The CIO of Finland’s Etera has defended the pensions mutual’s 2013 results that saw investments return just 0.3%, arguing that inaccurate predictions of its tracking error left it focusing on volatility control.

Jari Puhakka, who joined the €5.5bn mutual in 2010, pointed out that, despite its low returns, Etera’s risk-balancing approach had been successful in keeping its portfolio volatility around 2% last year.

He told IPE that, where his investment team in 2011-12 had been able to benefit from greater market volatility to complete tactical deals in emerging market debt, attempts to replicate such deals last year incurred losses.

Etera subsequently began reassessing its investment strategy, he added, with changes being implemented from the autumn.

“The major problem was that our realised tracking error to the [Finnish pension] system was several times higher than forecast,” he said.

“This meant we had to focus more on beta control and analysis to make sure our return did not fluctuate too much compared with the system.

“We still want to have a very different allocation and much higher Sharpe ratio than on average, however.”

Explaining how the mutual would seek to improve its returns from risk premia, he said: “We will concentrate more on optimising our beta allocation, and we are more risk controlled in [pursuing] alpha seeking strategies.”

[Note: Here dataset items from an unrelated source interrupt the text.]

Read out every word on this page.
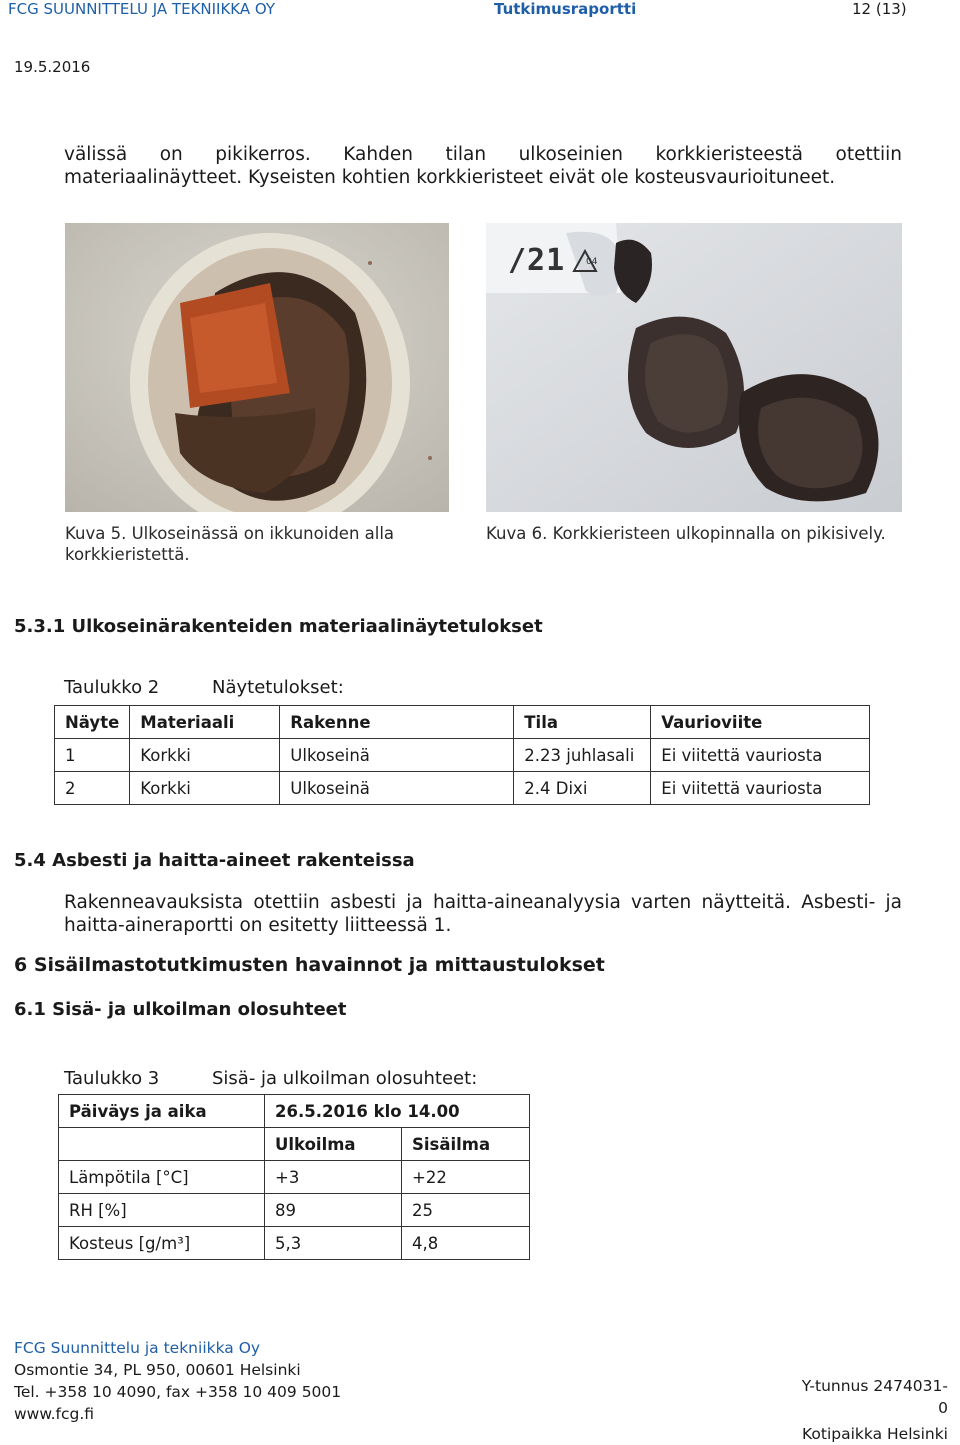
FCG SUUNNITTELU JA TEKNIIKKA OY	Tutkimusraportti	12 (13)
19.5.2016
välissä on pikikerros. Kahden tilan ulkoseinien korkkieristeestä otettiin
materiaalinäytteet. Kyseisten kohtien korkkieristeet eivät ole kosteusvaurioituneet.
Kuva 5. Ulkoseinässä on ikkunoiden alla
korkkieristettä.
/21 04
Kuva 6. Korkkieristeen ulkopinnalla on pikisively.
5.3.1 Ulkoseinärakenteiden materiaalinäytetulokset
Taulukko 2	Näytetulokset:
Näyte	Materiaali	Rakenne	Tila	Vaurioviite
1	Korkki	Ulkoseinä	2.23 juhlasali	Ei viitettä vauriosta
2	Korkki	Ulkoseinä	2.4 Dixi	Ei viitettä vauriosta
5.4 Asbesti ja haitta-aineet rakenteissa
Rakenneavauksista otettiin asbesti ja haitta-aineanalyysia varten näytteitä. Asbesti- ja
haitta-aineraportti on esitetty liitteessä 1.
6 Sisäilmastotutkimusten havainnot ja mittaustulokset
6.1 Sisä- ja ulkoilman olosuhteet
Taulukko 3	Sisä- ja ulkoilman olosuhteet:
Päiväys ja aika	26.5.2016 klo 14.00	
	Ulkoilma	Sisäilma
Lämpötila [°C]	+3	+22
RH [%]	89	25
Kosteus [g/m³]	5,3	4,8
FCG Suunnittelu ja tekniikka Oy
Osmontie 34, PL 950, 00601 Helsinki
Tel. +358 10 4090, fax +358 10 409 5001
www.fcg.fi
Y-tunnus 2474031-0
Kotipaikka Helsinki
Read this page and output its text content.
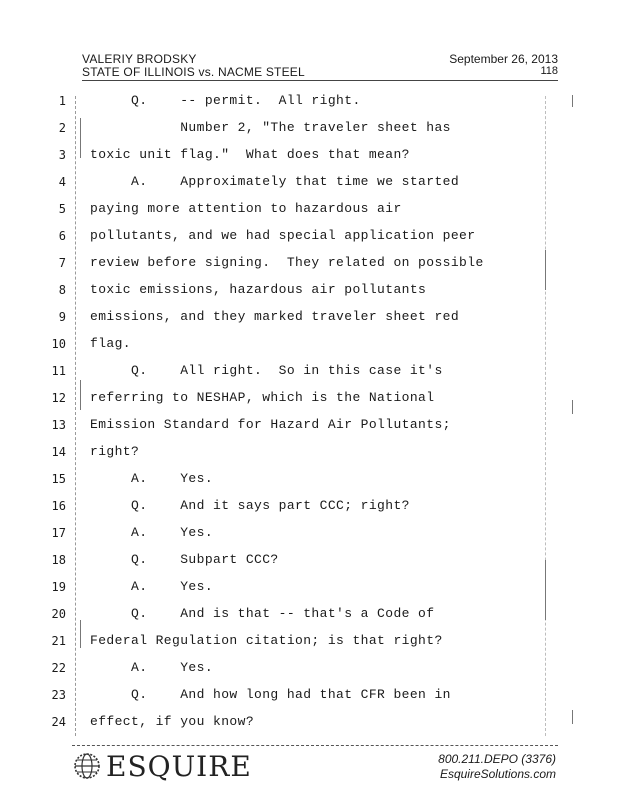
VALERIY BRODSKY
STATE OF ILLINOIS vs. NACME STEEL
September 26, 2013
118
1 Q.    -- permit.  All right.
2 Number 2, "The traveler sheet has
3 toxic unit flag."  What does that mean?
4 A.    Approximately that time we started
5 paying more attention to hazardous air
6 pollutants, and we had special application peer
7 review before signing.  They related on possible
8 toxic emissions, hazardous air pollutants
9 emissions, and they marked traveler sheet red
10 flag.
11 Q.    All right.  So in this case it's
12 referring to NESHAP, which is the National
13 Emission Standard for Hazard Air Pollutants;
14 right?
15 A.    Yes.
16 Q.    And it says part CCC; right?
17 A.    Yes.
18 Q.    Subpart CCC?
19 A.    Yes.
20 Q.    And is that -- that's a Code of
21 Federal Regulation citation; is that right?
22 A.    Yes.
23 Q.    And how long had that CFR been in
24 effect, if you know?
ESQUIRE	800.211.DEPO (3376)
EsquireSolutions.com
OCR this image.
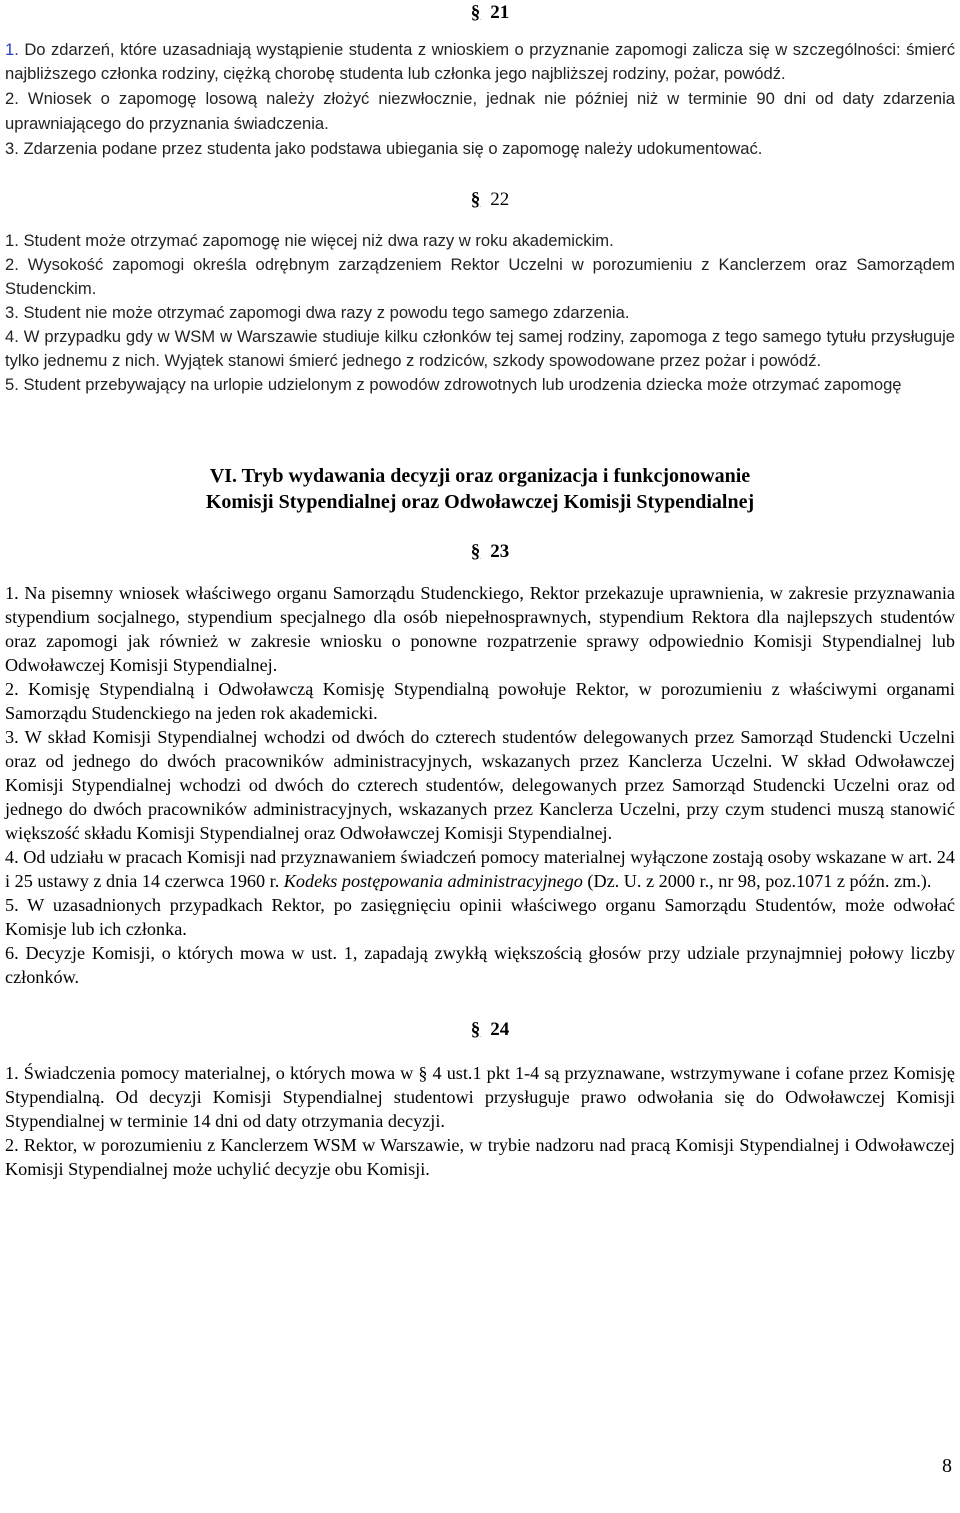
§ 21

1. Do zdarzeń, które uzasadniają wystąpienie studenta z wnioskiem o przyznanie zapomogi zalicza się w szczególności: śmierć najbliższego członka rodziny, ciężką chorobę studenta lub członka jego najbliższej rodziny, pożar, powódź.

2. Wniosek o zapomogę losową należy złożyć niezwłocznie, jednak nie później niż w terminie 90 dni od daty zdarzenia uprawniającego do przyznania świadczenia.

3. Zdarzenia podane przez studenta jako podstawa ubiegania się o zapomogę należy udokumentować.

§ 22

1. Student może otrzymać zapomogę nie więcej niż dwa razy w roku akademickim.

2. Wysokość zapomogi określa odrębnym zarządzeniem Rektor Uczelni w porozumieniu z Kanclerzem oraz Samorządem Studenckim.

3. Student nie może otrzymać zapomogi dwa razy z powodu tego samego zdarzenia.

4. W przypadku gdy w WSM w Warszawie studiuje kilku członków tej samej rodziny, zapomoga z tego samego tytułu przysługuje tylko jednemu z nich. Wyjątek stanowi śmierć jednego z rodziców, szkody spowodowane przez pożar i powódź.

5. Student przebywający na urlopie udzielonym z powodów zdrowotnych lub urodzenia dziecka może otrzymać zapomogę

VI. Tryb wydawania decyzji oraz organizacja i funkcjonowanie
Komisji Stypendialnej oraz Odwoławczej Komisji Stypendialnej
§ 23

1. Na pisemny wniosek właściwego organu Samorządu Studenckiego, Rektor przekazuje uprawnienia, w zakresie przyznawania stypendium socjalnego, stypendium specjalnego dla osób niepełnosprawnych, stypendium Rektora dla najlepszych studentów oraz zapomogi jak również w zakresie wniosku o ponowne rozpatrzenie sprawy odpowiednio Komisji Stypendialnej lub Odwoławczej Komisji Stypendialnej.

2. Komisję Stypendialną i Odwoławczą Komisję Stypendialną powołuje Rektor, w porozumieniu z właściwymi organami Samorządu Studenckiego na jeden rok akademicki.

3. W skład Komisji Stypendialnej wchodzi od dwóch do czterech studentów delegowanych przez Samorząd Studencki Uczelni oraz od jednego do dwóch pracowników administracyjnych, wskazanych przez Kanclerza Uczelni. W skład Odwoławczej Komisji Stypendialnej wchodzi od dwóch do czterech studentów, delegowanych przez Samorząd Studencki Uczelni oraz od jednego do dwóch pracowników administracyjnych, wskazanych przez Kanclerza Uczelni, przy czym studenci muszą stanowić większość składu Komisji Stypendialnej oraz Odwoławczej Komisji Stypendialnej.

4. Od udziału w pracach Komisji nad przyznawaniem świadczeń pomocy materialnej wyłączone zostają osoby wskazane w art. 24 i 25 ustawy z dnia 14 czerwca 1960 r. Kodeks postępowania administracyjnego (Dz. U. z 2000 r., nr 98, poz.1071 z późn. zm.).

5. W uzasadnionych przypadkach Rektor, po zasięgnięciu opinii właściwego organu Samorządu Studentów, może odwołać Komisje lub ich członka.

6. Decyzje Komisji, o których mowa w ust. 1, zapadają zwykłą większością głosów przy udziale przynajmniej połowy liczby członków.

§ 24

1. Świadczenia pomocy materialnej, o których mowa w § 4 ust.1 pkt 1-4 są przyznawane, wstrzymywane i cofane przez Komisję Stypendialną. Od decyzji Komisji Stypendialnej studentowi przysługuje prawo odwołania się do Odwoławczej Komisji Stypendialnej w terminie 14 dni od daty otrzymania decyzji.

2. Rektor, w porozumieniu z Kanclerzem WSM w Warszawie, w trybie nadzoru nad pracą Komisji Stypendialnej i Odwoławczej Komisji Stypendialnej może uchylić decyzje obu Komisji.

8
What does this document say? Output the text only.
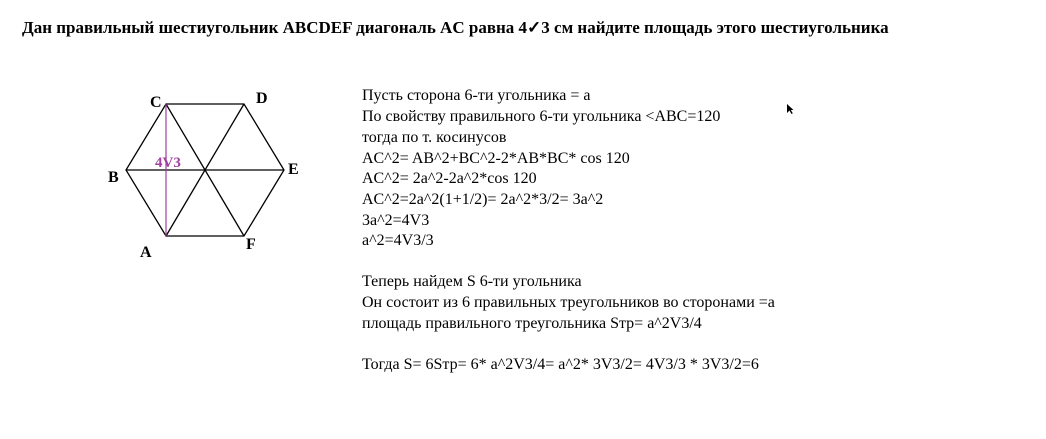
Дан правильный шестиугольник ABCDEF диагональ AC равна 4✓3 см найдите площадь этого шестиугольника
C	D
B	E
A	F
4V3
Пусть сторона 6-ти угольника = a
По свойству правильного 6-ти угольника <ABC=120
тогда по т. косинусов
AC^2= AB^2+BC^2-2*AB*BC* cos 120
AC^2= 2a^2-2a^2*cos 120
AC^2=2a^2(1+1/2)= 2a^2*3/2= 3a^2
3a^2=4V3
a^2=4V3/3
Теперь найдем S 6-ти угольника
Он состоит из 6 правильных треугольников во сторонами =a
площадь правильного треугольника Sтр= a^2V3/4
Тогда S= 6Sтр= 6* a^2V3/4= a^2* 3V3/2= 4V3/3 * 3V3/2=6
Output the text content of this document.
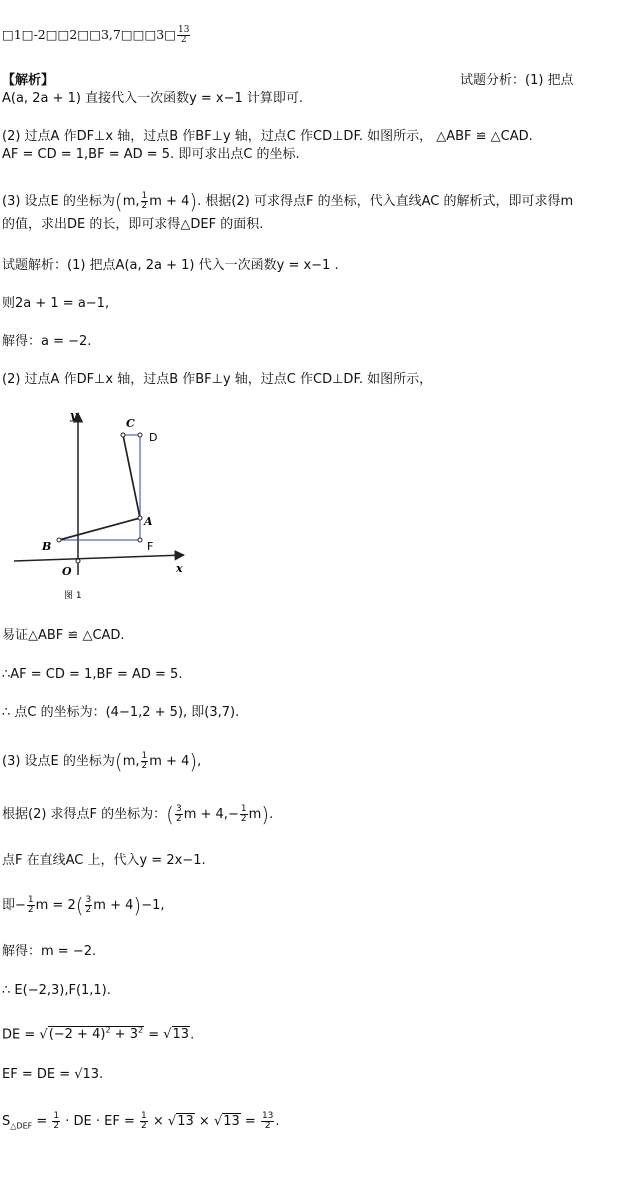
□1□-2□□2□□3,7□□□3□ $\frac{13}{2}$
【解析】	试题分析：(1) 把点
A(a, 2a + 1) 直接代入一次函数y = x−1 计算即可.
(2) 过点A 作DF⊥x 轴，过点B 作BF⊥y 轴，过点C 作CD⊥DF. 如图所示， △ABF ≌ △CAD.
AF = CD = 1,BF = AD = 5. 即可求出点C 的坐标.
(3) 设点E 的坐标为(m, $\frac{1}{2}$ m + 4). 根据(2) 可求得点F 的坐标，代入直线AC 的解析式，即可求得m
的值，求出DE 的长，即可求得△DEF 的面积.
试题解析：(1) 把点A(a, 2a + 1) 代入一次函数y = x−1 .
则2a + 1 = a−1,
解得：a = −2.
(2) 过点A 作DF⊥x 轴，过点B 作BF⊥y 轴，过点C 作CD⊥DF. 如图所示，
y
x
O
C
D
A
B	F
图 1
易证△ABF ≌ △CAD.
∴AF = CD = 1,BF = AD = 5.
∴ 点C 的坐标为：(4−1,2 + 5), 即(3,7).
(3) 设点E 的坐标为(m, $\frac{1}{2}$ m + 4),
根据(2) 求得点F 的坐标为：( $\frac{3}{2}$ $m + 4,- \frac{1}{2} m$).
点F 在直线AC 上，代入y = 2x−1.
即− $\frac{1}{2}$ $m = 2( \frac{3}{2}$ m + 4)−1,
解得：m = −2.
∴ E(−2,3),F(1,1).
DE = $√(-2 + 4)^2 + 3^2 = √13$.
EF = DE = √13.
$S_{\triangle DEF} = \frac{1}{2}$ · DE · EF = $\frac{1}{2} \times √13 \times √13 = \frac{13}{2}$ .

The mutual’s solvency ratio declined markedly over the course of 2013, falling 6.1 percentage points to 15.2% in 12 months.

This was a result of the way in which solvency ratios are calculated, last year requiring a nearly 5% return from participants to keep pace with liabilities.

The mutual has historically also pursued a lower exposure to equities than its rivals. As of September, it had invested 20% of its portfolio in listed stocks.

At the same time, Ilmarinen and LocalTapiola invested 30% in listed equity, and Pension Fennia 25% – all of which enjoyed stronger 2013 returns aided by stocks.

Etera’s declining solvency ratio has not gone unnoticed, last year leading to reports in Finnish newspapers that a merger with mutual Ilmarinen was in the cards.

However, the company’s managing director Hannu Tarkkonen at the time denied it was considering any plan to join with the €32bn rival.